In Jungian psychology, there are the archetypes of anima and animus. The male's anima represents his female qualities. It's exactly what you're talking about. What were you doing when the song hit you? I was at home. There's this room at my house where I play guitar a lot and work on songs. It's a wood, gazebo-like room with a clear Plexiglas roof, almost a little greenhouse. I hang out in there a lot. Fortunately, for "Incidental" I didn't have to beat myself up too hard; it came together naturally and thoughtlessly. The one thing we wanted to avoid was actually being in the video ourselves. So we went with tiny skeletal versions of ourselves and stop-motion.
I saw you all at Bumbershoot a few years ago. Tyson had quadramullet hair. There was a mullet in every direction coming off his head. Watching him play was an audiovisual spectacle. What hairstyle is he going with now? Right now, he's going pretty conservative, compared to his history. It's kind of long and normal now, no crazy angles going on [laughs]. My favorite version of his hair is from when we were younger. He used to rock this one long, big lock hanging down from the front with the rest of it mostly shaved off. [Adam becomes distracted.] Hey. HEY, STOP. Shhh-shhh-shhh. Sorry, my dogs are going a little crazy right now.

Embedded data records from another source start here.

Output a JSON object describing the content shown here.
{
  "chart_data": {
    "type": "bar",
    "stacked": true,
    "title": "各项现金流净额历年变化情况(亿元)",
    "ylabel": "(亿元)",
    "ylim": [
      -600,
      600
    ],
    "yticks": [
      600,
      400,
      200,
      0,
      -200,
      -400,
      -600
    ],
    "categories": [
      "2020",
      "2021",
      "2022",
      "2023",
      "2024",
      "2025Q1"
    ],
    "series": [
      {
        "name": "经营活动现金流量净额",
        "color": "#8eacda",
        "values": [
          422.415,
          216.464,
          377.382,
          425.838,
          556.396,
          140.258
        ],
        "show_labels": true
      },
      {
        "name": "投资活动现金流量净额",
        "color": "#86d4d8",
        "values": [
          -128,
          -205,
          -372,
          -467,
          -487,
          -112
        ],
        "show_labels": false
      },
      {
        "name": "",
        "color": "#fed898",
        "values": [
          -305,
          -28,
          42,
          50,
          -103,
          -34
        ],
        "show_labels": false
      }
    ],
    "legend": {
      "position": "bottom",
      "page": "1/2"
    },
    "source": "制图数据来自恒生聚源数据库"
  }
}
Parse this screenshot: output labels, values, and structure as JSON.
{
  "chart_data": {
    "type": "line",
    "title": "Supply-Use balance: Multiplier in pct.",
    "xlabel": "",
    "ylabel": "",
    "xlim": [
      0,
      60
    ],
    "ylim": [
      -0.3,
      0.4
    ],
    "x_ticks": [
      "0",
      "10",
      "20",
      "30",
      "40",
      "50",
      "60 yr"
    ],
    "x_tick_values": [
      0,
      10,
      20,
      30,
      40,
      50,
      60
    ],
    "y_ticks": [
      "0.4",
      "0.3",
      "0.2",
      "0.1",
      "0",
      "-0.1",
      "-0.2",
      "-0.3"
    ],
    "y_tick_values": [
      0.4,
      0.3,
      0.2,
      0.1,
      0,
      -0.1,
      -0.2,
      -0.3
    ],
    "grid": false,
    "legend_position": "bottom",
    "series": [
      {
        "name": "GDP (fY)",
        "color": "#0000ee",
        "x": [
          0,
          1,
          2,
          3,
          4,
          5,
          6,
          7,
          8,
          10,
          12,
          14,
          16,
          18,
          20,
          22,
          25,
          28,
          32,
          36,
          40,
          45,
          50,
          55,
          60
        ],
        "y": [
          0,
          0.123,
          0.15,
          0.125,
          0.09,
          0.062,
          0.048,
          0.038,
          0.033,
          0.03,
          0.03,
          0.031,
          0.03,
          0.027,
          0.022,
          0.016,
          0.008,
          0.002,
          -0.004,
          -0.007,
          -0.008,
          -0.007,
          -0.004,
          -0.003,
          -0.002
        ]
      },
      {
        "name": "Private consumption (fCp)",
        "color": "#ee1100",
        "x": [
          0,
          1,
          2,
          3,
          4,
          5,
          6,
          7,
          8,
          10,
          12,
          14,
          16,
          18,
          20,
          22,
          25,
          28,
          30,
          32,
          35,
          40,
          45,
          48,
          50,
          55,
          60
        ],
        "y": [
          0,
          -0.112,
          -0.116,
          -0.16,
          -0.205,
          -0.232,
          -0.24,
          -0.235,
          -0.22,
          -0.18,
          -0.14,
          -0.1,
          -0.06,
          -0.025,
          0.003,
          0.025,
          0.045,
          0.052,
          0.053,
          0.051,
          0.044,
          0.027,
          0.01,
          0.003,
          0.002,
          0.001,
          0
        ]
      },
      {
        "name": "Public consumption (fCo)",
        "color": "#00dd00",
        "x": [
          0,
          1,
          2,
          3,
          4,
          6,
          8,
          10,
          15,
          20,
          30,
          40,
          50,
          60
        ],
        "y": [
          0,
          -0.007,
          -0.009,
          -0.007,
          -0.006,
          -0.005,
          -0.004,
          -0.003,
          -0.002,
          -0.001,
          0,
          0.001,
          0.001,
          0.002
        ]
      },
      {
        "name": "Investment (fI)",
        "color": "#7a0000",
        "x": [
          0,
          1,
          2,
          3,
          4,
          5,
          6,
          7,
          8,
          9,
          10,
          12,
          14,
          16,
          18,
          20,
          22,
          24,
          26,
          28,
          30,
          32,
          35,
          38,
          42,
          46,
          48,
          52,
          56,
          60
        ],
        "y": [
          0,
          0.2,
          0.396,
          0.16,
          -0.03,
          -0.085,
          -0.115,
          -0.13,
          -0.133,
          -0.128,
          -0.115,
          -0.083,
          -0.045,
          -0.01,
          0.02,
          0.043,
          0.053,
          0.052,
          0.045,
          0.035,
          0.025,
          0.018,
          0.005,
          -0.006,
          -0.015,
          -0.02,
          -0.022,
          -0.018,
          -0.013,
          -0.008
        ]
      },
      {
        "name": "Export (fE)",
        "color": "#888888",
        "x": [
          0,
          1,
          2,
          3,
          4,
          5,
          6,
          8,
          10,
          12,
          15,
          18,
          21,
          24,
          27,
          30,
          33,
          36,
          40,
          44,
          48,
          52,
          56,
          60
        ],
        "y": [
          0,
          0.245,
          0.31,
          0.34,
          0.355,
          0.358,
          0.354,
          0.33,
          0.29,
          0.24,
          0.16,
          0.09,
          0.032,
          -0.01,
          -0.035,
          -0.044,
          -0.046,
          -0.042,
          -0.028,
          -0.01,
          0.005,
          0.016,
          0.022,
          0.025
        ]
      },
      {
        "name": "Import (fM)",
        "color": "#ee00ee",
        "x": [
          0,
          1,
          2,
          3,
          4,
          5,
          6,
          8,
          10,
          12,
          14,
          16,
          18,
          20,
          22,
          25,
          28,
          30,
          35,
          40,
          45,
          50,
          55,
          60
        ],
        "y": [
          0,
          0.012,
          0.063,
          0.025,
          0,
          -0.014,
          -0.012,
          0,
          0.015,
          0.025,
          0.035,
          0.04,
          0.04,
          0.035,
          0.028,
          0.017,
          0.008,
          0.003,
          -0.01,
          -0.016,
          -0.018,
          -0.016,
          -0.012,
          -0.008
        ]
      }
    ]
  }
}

What kind of dogs do you have? What are their names? I have a border collie named Purdy, and my roommate has a small white poodle kind of thing named Howard.

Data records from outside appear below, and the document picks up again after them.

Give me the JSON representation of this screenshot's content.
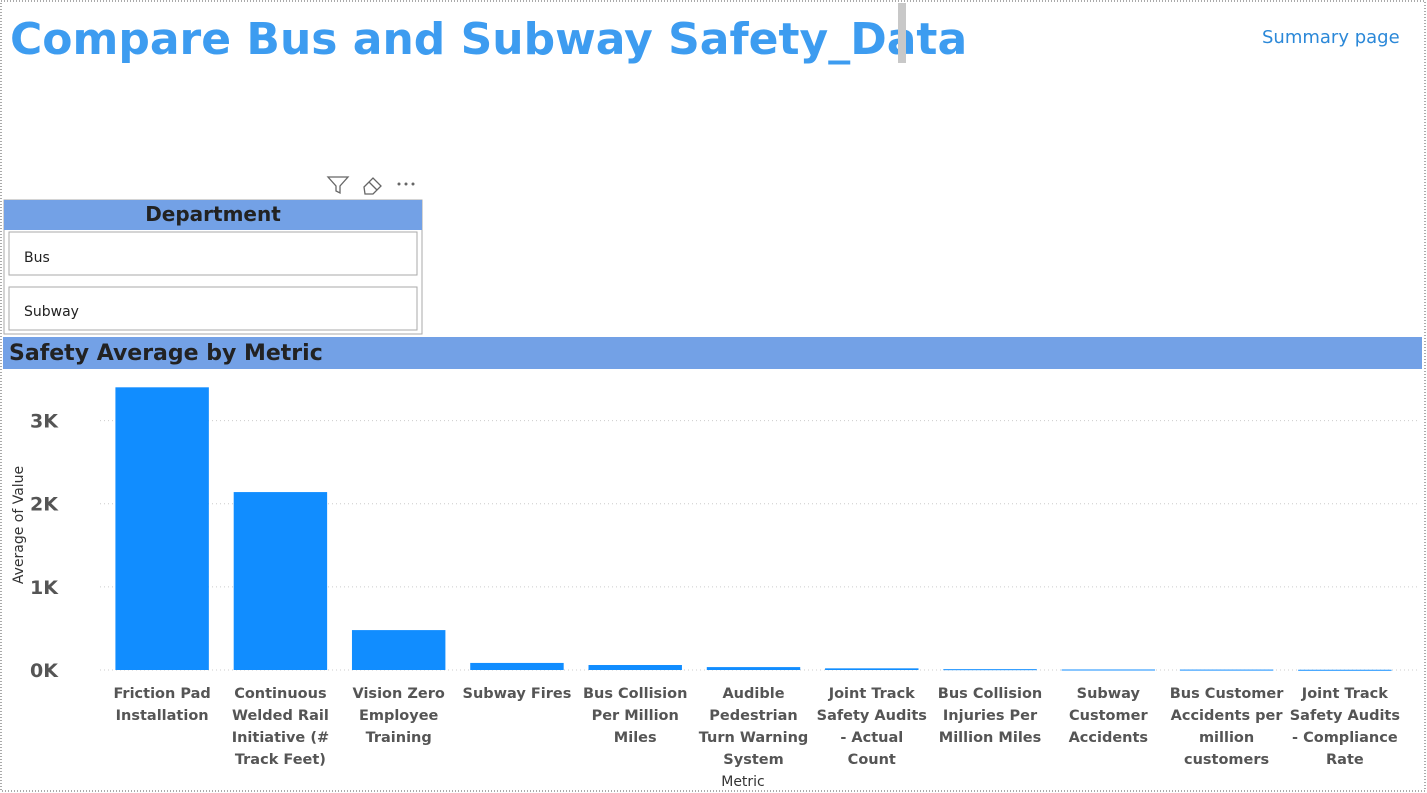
{
  "header": {
    "title": "Compare Bus and Subway Safety_Data",
    "link": "Summary page"
  },
  "slicer": {
    "title": "Department",
    "items": [
      "Bus",
      "Subway"
    ]
  },
  "chart_data": {
    "type": "bar",
    "title": "Safety Average by Metric",
    "x_label": "Metric",
    "y_label": "Average of Value",
    "categories": [
      "Friction Pad Installation",
      "Continuous Welded Rail Initiative (# Track Feet)",
      "Vision Zero Employee Training",
      "Subway Fires",
      "Bus Collision Per Million Miles",
      "Audible Pedestrian Turn Warning System",
      "Joint Track Safety Audits - Actual Count",
      "Bus Collision Injuries Per Million Miles",
      "Subway Customer Accidents",
      "Bus Customer Accidents per million customers",
      "Joint Track Safety Audits - Compliance Rate"
    ],
    "values": [
      3400,
      2140,
      480,
      85,
      60,
      35,
      20,
      10,
      6,
      5,
      3
    ],
    "color": "#118dff",
    "ylim": [
      0,
      3500
    ],
    "yticks": [
      {
        "value": 0,
        "label": "0K"
      },
      {
        "value": 1000,
        "label": "1K"
      },
      {
        "value": 2000,
        "label": "2K"
      },
      {
        "value": 3000,
        "label": "3K"
      }
    ],
    "grid": true
  }
}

Tell them I send my best. When you were recording We Are Undone, did engineer Karl Derfler have a magical Tom Waits button? No, but Karl does have this intrinsic vintage quality to him. I feel like when we were working with him, everything that he touched and changed sounded exactly like what we wanted. We never really butted heads on anything. We didn't have to tell him too much, as far as what we wanted sound-wise, because he had an understanding. We wanted it to sound like the room we were playing in and have it maintain the character it would have if we were playing live.
What did he do to enact the sounds you wanted? Was it a compression setting? An EQ thing? Or a type of tape? Some of it has to do with mic choice and placement. When we were using acoustic guitar on a couple songs, we used crappier, older mics for a crisper, more biting sound. And placing room mics to record the room and the space because we recorded together live. We wanted to have the sound of the instruments in the room and not just direct mics. We did use Pro Tools, but we ran everything through two-inch tape.

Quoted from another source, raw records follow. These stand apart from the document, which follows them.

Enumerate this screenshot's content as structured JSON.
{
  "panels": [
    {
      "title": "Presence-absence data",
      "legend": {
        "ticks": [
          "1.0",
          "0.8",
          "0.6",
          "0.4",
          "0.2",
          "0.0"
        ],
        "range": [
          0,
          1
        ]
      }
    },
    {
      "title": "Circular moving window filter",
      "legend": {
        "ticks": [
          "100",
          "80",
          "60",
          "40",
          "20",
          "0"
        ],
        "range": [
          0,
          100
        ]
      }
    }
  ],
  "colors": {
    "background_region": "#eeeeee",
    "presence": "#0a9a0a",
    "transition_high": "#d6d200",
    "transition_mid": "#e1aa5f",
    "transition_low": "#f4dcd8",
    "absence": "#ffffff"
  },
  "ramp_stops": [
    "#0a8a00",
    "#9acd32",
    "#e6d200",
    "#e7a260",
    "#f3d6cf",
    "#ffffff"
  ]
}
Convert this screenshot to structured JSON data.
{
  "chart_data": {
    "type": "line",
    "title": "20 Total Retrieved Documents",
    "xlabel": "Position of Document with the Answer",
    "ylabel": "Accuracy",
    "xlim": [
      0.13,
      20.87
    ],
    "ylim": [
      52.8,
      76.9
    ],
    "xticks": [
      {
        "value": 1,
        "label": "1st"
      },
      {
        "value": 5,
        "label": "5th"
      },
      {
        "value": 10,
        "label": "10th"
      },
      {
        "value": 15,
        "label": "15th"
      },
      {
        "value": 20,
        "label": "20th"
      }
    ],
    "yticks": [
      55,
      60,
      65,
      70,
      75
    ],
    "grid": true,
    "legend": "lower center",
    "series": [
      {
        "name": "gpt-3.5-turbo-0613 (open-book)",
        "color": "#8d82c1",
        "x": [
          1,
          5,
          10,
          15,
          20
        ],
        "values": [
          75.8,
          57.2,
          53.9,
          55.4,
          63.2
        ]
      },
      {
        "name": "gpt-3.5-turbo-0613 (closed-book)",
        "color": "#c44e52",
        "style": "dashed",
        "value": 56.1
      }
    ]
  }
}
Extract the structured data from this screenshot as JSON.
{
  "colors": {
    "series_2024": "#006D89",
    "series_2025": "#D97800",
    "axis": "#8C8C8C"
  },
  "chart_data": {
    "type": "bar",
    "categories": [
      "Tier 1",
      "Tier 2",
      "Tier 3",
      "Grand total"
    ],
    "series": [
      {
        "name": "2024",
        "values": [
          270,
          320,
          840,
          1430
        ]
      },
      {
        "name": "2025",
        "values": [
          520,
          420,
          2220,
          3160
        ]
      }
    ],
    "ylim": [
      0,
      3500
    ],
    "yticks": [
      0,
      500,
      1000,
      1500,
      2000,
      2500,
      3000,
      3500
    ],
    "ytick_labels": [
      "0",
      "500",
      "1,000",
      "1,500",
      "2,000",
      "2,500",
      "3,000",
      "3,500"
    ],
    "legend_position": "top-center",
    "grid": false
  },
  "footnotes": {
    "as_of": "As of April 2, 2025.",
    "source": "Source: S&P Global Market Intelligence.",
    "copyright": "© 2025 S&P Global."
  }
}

When I hear your song "Seems Like Home to Me," I've always imagined a scene: A guy stationed on a submarine is thinking about his wife and home. He's lying in his bunk, down deep in some ocean, and he hasn't seen the sky for two months. The submarine thing is definitely nothing I've ever thought of before, but I like it. I'm open to all interpretations. The song is pretty literal. It was written at a time when we were touring so much that our van had literally become our home. Touring can be a lonesome feeling, while at the same time you're meeting so many people.
You and Tyson started playing together when you were 12. What was the first KISS cover you played? I'm thinking "Love Gun." No KISS covers, but we played a bunch of Nirvana covers, and some early Green Day covers [laughs]. We both got guitars around the same time and played in crappy little bands in school. We called one band JAT for Jeff, Adam, and Tyson. That's how deep it went.
There's no way you didn't play "Love Gun." Everyone's played "Love Gun." Pretty positive there was no "Love Gun." Sorry. Maybe it's in our future.